TAMPA — Students who live in an apartment complex across from Middleton High School now may take a shuttle to and from school every day until the end of this school year.
District officials announced the new bus route from the Meridian Pointe complex on Thursday afternoon, following recent accidents where students were struck by vehicles as they tried to Hillsborough Avenue.
“We want to make sure we are as proactive as possible,” schools Superintendent MaryEllen Elia said at a news conference.
Meridian Pointe is less than one mile from Middleton High, but the 30 or so students who live in the complex must cross six lanes of traffic to reach the campus. Three teenagers have been struck — two of them Middleton High students — trying to cross Hillsborough Avenue in the past month.
The 25-passenger bus, which the school district attained through an outside company, will make two trips every morning and afternoon, said district spokeswoman Tanya Arja. The bus will stop at the complex at 6:45 a.m. beginning Monday, and will return for early-morning stragglers at about 7 a.m. The bus will pick up students on campus at 3 p.m. to take them home.
The district will pay about $250 a day to use the bus until the end of the school year, when officials will assess whether students are using it, Arja said.
“This is something we can do in the short-term and that will have an immediate impact, we hope,” she said.

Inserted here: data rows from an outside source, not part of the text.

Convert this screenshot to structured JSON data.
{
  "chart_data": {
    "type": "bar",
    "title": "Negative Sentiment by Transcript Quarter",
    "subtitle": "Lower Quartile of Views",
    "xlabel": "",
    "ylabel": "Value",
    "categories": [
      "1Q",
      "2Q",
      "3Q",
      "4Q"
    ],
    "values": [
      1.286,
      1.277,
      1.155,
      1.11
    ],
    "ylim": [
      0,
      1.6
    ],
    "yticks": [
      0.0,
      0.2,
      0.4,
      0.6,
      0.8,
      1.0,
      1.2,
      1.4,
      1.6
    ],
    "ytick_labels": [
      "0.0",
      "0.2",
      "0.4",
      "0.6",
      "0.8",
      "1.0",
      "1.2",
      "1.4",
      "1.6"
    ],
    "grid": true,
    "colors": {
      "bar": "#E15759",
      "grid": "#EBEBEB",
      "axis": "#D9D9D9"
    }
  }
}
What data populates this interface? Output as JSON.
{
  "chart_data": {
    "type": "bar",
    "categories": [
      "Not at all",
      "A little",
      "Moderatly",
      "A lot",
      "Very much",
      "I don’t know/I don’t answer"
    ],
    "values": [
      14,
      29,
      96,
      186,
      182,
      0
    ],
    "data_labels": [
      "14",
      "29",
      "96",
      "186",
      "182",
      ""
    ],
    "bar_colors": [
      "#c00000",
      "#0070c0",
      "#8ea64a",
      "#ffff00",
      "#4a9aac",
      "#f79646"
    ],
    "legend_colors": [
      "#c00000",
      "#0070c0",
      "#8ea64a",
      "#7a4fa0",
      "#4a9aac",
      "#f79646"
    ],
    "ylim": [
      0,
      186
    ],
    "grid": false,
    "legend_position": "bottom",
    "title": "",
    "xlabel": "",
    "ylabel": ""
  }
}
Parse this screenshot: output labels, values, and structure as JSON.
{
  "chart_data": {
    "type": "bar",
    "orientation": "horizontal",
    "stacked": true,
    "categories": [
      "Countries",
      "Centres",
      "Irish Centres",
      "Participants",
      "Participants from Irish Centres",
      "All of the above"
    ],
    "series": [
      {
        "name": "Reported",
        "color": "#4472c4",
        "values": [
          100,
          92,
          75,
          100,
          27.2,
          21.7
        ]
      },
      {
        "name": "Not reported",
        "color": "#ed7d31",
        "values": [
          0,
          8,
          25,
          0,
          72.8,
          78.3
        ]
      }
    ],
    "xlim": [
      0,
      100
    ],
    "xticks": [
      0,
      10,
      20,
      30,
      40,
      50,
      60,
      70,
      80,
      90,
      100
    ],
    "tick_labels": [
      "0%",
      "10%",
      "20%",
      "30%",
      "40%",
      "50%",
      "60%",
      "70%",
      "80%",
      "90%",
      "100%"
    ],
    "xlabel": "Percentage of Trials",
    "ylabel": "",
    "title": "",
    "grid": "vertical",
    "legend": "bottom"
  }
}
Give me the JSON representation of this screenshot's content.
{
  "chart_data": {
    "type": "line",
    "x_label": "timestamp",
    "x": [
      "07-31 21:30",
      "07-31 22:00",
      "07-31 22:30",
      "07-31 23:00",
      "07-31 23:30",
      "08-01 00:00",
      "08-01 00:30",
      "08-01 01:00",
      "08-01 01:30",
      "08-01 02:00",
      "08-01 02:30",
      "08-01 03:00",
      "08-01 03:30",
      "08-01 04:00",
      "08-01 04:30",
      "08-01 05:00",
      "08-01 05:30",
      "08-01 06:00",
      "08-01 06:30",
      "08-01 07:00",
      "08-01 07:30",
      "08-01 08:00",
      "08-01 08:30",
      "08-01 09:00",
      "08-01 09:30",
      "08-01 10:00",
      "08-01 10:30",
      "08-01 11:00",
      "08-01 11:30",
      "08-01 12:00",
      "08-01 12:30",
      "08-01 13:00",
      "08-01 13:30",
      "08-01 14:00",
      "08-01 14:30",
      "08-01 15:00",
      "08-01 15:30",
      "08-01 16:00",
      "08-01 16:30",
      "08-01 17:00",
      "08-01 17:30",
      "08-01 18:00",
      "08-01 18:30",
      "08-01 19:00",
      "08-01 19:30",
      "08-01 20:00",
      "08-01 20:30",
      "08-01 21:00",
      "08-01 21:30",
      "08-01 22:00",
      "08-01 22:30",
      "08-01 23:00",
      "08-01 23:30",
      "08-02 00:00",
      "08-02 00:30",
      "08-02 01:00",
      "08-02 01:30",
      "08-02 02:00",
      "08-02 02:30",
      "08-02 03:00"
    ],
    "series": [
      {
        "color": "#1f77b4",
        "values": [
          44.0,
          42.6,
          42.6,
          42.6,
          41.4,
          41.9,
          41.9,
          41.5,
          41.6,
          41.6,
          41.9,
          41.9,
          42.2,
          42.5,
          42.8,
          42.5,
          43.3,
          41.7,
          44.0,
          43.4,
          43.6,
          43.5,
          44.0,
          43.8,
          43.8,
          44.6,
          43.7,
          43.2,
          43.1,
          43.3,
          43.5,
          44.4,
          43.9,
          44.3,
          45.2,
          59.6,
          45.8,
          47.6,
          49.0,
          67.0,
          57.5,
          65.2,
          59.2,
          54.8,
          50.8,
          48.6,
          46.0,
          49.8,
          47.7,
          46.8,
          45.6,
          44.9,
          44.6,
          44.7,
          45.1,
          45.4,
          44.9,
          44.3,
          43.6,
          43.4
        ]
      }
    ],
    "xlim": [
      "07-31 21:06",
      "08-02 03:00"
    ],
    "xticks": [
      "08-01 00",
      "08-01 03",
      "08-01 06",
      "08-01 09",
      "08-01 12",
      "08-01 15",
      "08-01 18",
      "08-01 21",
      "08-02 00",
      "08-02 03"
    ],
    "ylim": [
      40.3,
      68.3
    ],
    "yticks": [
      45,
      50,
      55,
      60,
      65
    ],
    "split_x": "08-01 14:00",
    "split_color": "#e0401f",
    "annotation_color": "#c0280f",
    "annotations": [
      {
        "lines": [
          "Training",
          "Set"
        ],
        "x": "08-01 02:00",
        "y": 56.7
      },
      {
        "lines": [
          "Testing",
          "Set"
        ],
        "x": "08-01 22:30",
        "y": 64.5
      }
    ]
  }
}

On the morning of March 18, two sisters who lived in Meridian Pointe, ages 14 and 15, were struck crossing Hillsborough on their way to Middleton. They did not use a crosswalk, authorities said.
The 15-year-old, Norma Velasquez-Cabrera, died a few days later from her injuries. Another Middleton student, 15-year-old Shenika Davis, was struck and killed in the same area in October 2011.
Last week, 18-year-old William Hogan was injured severely when he was struck while trying to cross Hillsborough at 40th Street. Police said he was crossing against a red light.
Elia said the district also is encouraging police officers to ticket jaywalkers on Hillsborough Avenue. And educating students of all ages about pedestrian safety is a top priority, she said.
“That isn’t in their head yet,” Elia said. “We’ve got to make sure we keep this in front of them.”
Middleton student and Meridian Pointe resident Krystal Cubero, 15, said she will encourage her fellow students to use the new bus or to use the crosswalk if they decide to walk. Still, she said, she knows some students will continue to make unsafe decisions.
“It’s a better thing to sit on the bus and wait than it is to risk our lives and cross the street in heavy traffic,” Cubero said.
Earlier this week representatives from the Florida Department of Transportation, the City of Tampa, the school district and the sheriff’s office discussed the traffic problems along Hillsborough and possible solutions. At that meeting officials said a plan was in place to install a signaled crosswalk near the apartment complex, but that the process would take about 16 months.
Mayor Bob Buckhorn announced Thursday the city will install more pedestrian signs and adjust the timing on seven traffic lights along Hillsborough — between Nebraska Avenue and 40th Street — so pedestrians will have more time to cross the road. The city will spend about $200,000 in revenue from red-light cameras to pay for the improvements.
“This is a start,” Buckhorn said in a statement, “and I will work with the Florida Department of Transportation to continue to look for opportunities to improve the Hillsborough Avenue corridor.”